This presentation from the AAIB 2009 Conference was from Malcolm Nicolson – Head of MYP (Cardiff)
He talked about the 1986 split into IB and IGSCE? and the history of the IB and how the various sections had developed individually and how the different programs talked about inspiration and ingenuity.
He acknowledged that the IB currently didn’t have an over-arching focus on ingenuity, but that was a goal they were working towards as a direct result of this conference. It was a fairly tenuous link he made at times. It was also blue dotpoints on the official IB template. Hmm.
It was more interesting when he discussed where IB should go in the future; ie. Can we address 21st century learners with these structures. This had been the focus for a recent discussion in England and came up with some points such as:
Teaching and assessing in multiple ways, disclipined minds, synthesising minds, creating mind, respectful mind, ethical mind…

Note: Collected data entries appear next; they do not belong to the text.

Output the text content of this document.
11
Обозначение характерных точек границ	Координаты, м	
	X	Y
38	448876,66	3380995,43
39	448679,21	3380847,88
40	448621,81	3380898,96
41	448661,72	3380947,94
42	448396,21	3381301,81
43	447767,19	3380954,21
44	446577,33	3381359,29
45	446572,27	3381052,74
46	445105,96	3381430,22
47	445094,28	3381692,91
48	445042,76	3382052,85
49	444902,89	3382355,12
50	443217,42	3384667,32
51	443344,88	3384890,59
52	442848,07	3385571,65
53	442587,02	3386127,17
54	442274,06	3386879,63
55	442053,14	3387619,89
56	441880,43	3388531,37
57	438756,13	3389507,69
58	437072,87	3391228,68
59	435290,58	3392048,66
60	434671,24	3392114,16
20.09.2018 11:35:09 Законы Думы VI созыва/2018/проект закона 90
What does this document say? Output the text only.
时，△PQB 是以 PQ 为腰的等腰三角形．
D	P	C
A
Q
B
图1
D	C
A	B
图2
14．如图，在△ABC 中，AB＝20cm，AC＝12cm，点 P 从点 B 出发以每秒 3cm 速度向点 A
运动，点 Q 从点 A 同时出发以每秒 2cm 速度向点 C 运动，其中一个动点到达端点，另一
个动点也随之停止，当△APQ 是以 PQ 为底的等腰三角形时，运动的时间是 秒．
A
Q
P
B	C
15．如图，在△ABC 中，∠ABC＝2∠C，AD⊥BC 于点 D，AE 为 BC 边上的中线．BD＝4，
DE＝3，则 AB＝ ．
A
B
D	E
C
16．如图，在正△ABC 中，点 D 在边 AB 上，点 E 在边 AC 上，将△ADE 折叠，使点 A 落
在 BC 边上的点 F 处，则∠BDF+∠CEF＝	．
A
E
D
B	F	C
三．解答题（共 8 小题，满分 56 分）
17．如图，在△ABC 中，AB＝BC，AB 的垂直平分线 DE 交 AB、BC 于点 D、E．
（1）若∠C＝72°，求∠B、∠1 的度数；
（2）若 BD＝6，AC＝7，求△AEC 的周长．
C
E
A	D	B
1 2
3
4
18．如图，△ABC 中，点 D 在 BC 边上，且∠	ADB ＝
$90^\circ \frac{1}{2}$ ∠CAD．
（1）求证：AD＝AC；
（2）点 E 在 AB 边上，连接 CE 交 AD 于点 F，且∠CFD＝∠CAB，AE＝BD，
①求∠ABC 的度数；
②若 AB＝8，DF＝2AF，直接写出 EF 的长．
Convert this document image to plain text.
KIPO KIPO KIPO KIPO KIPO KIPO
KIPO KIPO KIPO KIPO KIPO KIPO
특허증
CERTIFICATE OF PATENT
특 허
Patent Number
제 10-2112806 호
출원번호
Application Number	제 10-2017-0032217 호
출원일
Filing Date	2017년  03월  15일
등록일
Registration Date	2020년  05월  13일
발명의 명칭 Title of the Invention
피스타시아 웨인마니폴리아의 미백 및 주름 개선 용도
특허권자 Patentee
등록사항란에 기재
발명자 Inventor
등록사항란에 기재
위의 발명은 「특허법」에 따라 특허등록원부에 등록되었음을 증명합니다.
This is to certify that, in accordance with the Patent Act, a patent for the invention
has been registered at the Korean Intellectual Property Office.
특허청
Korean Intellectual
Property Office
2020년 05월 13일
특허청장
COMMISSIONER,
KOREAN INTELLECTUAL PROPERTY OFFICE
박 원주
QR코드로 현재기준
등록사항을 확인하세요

How easy will it be for students to be individuals and have time for personal reflection with a desire for developing self-reflection skills when students are ‘never alone because they’re on Twitter and Facebook’ Students are wanting to present their learning on Facebook, on blogs, on wikis. What is the IB going to do about that? How relevant is the written exam now?
Should IB do more about sustainability?
How should IB respond to technology overall?
He talked about their work with Harvard Graduate School of Education (USA) and publications coming from that association. One of the emphases here was on rigorous learning in the discipline and interdisciplinary synergy as well as focus on real world projects and issues.
One interesting point he made was that the MYP program provided opportunities for creativity and innovation in a way that many state-sponsored curricula didn’t. Teachers are ‘given the freedom to create their own courses.